Joan Walker, M.D., gynecologic oncologist with the Stephenson Cancer Center at the University of Oklahoma Health Sciences Center, is lead author on the commentary published in Cancer. Walker also holds the George Lynn Cross Research Professorship in Gynecology and Oncology with the OU College of Medicine.
“These new recommendations are aimed at helping save lives,” Walker said. “ Recent scientific breakthroughs have provided new insights into ovarian cancer? how it forms, how it spreads and who is at greatest risk. With that knowledge, we felt it was important to make a strong recommendation to both the public and health care providers about how to best prevent ovarian cancer.”
The new recommendations include the use of oral contraceptives and instead of tubal sterilization, they recommend the removal of the fallopian tubes. For women at high hereditary or genetic risk of breast and ovarian cancer, risk-reducing removal of the fallopian tubes and ovaries is recommended. Finally, they recommend genetic counseling and testing for women with ovarian cancer and other high-risk family members. Women identified with excess risk of ovarian cancer can reduce that risk to almost zero with the removal of the fallopian tubes and ovaries, but they experience premature menopause.

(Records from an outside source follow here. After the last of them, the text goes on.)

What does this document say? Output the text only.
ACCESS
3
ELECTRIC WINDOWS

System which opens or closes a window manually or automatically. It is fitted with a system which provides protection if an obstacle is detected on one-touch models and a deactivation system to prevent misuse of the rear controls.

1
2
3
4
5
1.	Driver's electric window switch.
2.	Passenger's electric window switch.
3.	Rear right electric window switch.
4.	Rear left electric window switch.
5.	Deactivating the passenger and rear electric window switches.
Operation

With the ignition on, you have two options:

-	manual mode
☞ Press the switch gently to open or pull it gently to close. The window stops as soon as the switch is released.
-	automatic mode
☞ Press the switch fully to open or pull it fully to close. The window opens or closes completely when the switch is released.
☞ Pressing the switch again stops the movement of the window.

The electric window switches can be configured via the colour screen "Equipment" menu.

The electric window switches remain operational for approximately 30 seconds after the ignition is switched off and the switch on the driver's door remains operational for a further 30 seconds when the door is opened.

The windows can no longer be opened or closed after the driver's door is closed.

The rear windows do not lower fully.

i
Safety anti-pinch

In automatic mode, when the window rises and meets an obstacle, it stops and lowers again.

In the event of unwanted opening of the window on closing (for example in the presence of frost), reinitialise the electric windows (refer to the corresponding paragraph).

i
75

“For women with an average risk of developing ovarian cancer, we know that the use of oral contraceptives can cut their lifetime risk for ovarian cancer by 40 to 50 percent. The longer oral contraceptives are used, the greater the benefit and that benefit can last up to 15 years after a woman has stopped using oral contraceptives,” Walker said.
Tubal ligation, a procedure in which a woman’s fallopian tubes are blocked, tied or cut, has been associated with a 34 percent reduction in the risk of ovarian cancer in women at average risk for ovarian cancer. With the new scientific evidence, the authors indicated they prefer the removal of the fallopian tubes as a preventive measure.
“Studies have reported a 70 to 85 percent reduction in ovarian cancer as well as a 37 to 54 percent reduction in breast cancer in women at high hereditary risk with the removal of both the ovaries and fallopian tubes,” Walker said. “Growing evidence shows that most type 2 ovarian cancers develop as a result of cellular changes in cells within the fallopian tubes.”
“This information is especially important for women at increased risk for breast and ovarian cancer. These recommendations are intended to help encourage an open discussion between women and their health care providers,” Walker said.